From today, students at an inner-city primary school in Australia will be taking lunch earlier after a new mealtime concept was introduced to promote healthy eating and as a means for teachers to more actively monitor what the kids are consuming.
Sue Estens, principal at Hamilton South Public School in Merewether, New South Wales, tested the idea successfully at her previous school and is now hailing it as a beacon for healthy eating.
The children, who would usually eat breakfast at around 7am, now no longer have to wait until recess at 1pm for their lunchtime meal; instead, a break between 10.55 and 11.10 has been scheduled for them to top up on their energy levels.
“Kids were previously eating all their food in the first break because by then they were really hungry. This meant they would have nothing to eat throughout the afternoon. Now they can have their lunch earlier and eat it in the classroom, so teachers can see what they are consuming,” Estens told FoodNavigator-Asia. “Today's been our first day.
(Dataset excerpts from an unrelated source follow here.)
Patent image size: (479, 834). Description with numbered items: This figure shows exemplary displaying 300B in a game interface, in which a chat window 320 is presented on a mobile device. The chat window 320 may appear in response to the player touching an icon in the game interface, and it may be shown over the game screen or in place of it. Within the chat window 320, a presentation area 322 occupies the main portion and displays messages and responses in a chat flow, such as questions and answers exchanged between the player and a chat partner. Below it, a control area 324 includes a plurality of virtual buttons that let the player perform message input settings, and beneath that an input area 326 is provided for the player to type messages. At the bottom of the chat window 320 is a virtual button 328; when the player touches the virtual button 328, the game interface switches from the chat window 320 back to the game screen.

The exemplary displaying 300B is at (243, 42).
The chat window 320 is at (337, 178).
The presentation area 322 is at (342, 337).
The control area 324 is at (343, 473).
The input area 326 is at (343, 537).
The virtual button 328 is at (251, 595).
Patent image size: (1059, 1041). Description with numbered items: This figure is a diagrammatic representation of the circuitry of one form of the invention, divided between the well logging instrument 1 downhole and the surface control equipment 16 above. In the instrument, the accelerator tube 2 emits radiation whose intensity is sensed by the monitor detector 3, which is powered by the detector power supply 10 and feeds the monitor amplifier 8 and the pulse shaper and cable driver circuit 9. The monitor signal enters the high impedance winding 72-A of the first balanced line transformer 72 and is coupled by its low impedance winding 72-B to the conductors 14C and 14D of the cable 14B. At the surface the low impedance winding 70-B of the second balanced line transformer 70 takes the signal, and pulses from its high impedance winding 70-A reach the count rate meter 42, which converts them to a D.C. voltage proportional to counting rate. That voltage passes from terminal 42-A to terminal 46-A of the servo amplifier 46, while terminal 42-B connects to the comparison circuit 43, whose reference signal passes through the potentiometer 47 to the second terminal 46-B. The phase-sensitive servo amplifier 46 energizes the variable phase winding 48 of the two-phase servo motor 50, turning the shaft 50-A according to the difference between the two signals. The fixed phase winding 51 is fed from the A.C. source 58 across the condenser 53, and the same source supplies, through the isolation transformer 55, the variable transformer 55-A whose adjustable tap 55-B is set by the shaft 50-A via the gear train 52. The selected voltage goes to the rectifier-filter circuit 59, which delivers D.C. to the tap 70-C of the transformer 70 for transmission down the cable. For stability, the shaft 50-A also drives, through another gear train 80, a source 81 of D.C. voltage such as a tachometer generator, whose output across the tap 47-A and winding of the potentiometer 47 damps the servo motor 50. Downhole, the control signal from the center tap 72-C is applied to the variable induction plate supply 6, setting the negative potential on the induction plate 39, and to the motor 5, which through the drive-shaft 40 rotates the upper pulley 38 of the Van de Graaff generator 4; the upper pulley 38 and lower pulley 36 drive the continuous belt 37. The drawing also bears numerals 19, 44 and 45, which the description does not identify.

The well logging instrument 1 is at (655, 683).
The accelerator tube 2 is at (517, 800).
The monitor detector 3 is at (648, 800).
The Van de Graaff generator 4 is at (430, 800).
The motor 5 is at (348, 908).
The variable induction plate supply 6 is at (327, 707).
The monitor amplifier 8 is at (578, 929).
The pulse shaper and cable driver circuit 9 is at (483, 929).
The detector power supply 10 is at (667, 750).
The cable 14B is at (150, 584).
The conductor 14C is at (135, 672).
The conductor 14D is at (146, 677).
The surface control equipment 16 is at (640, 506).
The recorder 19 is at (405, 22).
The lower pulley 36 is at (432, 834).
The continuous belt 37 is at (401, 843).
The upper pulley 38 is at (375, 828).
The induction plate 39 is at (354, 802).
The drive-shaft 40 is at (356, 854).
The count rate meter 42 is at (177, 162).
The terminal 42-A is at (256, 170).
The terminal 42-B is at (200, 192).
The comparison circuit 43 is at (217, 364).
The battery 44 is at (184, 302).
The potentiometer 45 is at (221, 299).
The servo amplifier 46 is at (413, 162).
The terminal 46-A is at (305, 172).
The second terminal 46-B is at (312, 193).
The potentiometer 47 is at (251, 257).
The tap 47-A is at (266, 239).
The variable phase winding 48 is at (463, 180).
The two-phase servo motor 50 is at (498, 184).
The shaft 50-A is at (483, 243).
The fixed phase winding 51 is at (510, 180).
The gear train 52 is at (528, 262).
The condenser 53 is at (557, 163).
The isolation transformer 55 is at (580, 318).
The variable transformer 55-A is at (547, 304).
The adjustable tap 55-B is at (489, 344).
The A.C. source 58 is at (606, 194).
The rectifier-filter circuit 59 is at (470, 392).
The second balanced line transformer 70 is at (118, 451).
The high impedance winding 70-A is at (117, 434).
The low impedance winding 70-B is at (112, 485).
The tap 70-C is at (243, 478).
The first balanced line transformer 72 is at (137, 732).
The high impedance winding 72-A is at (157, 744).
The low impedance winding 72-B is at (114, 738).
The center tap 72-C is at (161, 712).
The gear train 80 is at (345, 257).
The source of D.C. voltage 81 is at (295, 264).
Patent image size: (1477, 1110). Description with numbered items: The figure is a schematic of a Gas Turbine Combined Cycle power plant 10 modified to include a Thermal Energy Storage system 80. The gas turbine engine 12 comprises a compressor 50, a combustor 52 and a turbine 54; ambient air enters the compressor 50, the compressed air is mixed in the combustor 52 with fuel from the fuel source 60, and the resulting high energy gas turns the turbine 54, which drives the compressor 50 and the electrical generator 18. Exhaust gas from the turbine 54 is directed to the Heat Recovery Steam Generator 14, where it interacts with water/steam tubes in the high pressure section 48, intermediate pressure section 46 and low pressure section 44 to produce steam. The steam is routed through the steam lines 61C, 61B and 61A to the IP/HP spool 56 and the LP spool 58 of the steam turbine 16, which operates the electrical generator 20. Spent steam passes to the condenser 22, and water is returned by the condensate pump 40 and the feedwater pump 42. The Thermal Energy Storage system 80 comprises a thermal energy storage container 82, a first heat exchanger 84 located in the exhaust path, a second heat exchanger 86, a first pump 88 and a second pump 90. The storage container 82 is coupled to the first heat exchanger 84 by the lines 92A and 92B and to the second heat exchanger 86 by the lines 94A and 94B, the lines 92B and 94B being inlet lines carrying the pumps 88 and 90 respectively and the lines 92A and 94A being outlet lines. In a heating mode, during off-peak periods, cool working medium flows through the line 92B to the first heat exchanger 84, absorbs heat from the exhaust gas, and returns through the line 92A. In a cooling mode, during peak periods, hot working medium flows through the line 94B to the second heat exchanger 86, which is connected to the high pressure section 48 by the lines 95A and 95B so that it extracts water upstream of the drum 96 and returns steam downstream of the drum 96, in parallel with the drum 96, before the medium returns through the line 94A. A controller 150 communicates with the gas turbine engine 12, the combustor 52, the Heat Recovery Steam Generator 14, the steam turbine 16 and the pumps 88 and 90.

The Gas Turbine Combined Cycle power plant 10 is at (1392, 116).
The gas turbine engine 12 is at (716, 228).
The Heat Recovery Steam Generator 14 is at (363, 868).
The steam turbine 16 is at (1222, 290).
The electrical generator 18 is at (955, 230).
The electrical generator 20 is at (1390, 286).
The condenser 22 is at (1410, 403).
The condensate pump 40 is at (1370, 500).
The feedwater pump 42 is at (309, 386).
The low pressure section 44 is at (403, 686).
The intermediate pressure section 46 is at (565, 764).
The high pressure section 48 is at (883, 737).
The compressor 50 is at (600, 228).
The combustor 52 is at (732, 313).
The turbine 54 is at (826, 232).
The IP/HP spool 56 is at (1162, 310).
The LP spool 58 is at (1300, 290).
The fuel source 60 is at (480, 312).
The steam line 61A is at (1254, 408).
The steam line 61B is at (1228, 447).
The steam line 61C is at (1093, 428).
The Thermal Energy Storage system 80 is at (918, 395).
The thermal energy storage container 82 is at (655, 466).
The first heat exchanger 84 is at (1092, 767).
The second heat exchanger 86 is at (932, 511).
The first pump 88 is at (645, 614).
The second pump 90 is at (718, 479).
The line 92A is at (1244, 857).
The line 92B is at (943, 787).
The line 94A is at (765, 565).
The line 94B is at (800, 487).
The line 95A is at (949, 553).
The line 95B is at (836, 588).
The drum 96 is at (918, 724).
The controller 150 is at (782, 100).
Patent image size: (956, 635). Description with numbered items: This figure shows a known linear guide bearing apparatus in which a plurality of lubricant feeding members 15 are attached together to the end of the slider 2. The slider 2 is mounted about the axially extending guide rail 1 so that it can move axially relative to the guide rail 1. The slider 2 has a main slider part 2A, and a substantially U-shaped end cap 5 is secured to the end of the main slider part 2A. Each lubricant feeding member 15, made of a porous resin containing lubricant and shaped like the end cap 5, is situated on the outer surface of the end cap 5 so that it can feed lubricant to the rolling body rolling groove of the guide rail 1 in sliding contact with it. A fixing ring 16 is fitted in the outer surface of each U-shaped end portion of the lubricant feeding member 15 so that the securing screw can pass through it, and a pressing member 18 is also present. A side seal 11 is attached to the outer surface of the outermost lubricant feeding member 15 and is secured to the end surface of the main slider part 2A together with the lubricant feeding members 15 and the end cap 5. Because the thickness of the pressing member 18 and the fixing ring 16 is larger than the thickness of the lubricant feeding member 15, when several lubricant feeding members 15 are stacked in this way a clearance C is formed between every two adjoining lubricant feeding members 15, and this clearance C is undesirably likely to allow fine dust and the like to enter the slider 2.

It seemed to go well.”
She said that the concept of having lunch in the classroom is more sociable than the previous system, which had the kids eating in the playground. Also, it means that they can be indoors during the hottest part of the day, and that the school can also ascertain whether its food promotions are working.
Hamilton South has a canteen that is open three days a week, and children have the option of buying meals from it or bringing in their own packed lunches.
While Estens wouldn’t call the school’s canteen food especially healthy, this term the facility’s committee has moved to cut back on greasy items like nuggets in favour of healthier products.
“We now have options like sushi on Fridays. We are also encouraging parents to provide healthier foods in their kids’ lunchboxes, and nude foods with less packaging,” explained Estens.
She says that the new timing for lunch in the morning means that the canteen has been forced to focus on preparing healthier foods as a result of its earlier opening hours—there now isn’t sufficient time to cook hearty food, so traditional school dinner items are being replaced by quiches and salads.
Estens stressed that the new policy was not a result of lowering nutrition standards in packed lunches. “That wasn’t really a concern,” she said. “Allowing the kids to eat at a time when they are far hungrier was the main reason. Parents were keen to see something like this happen.”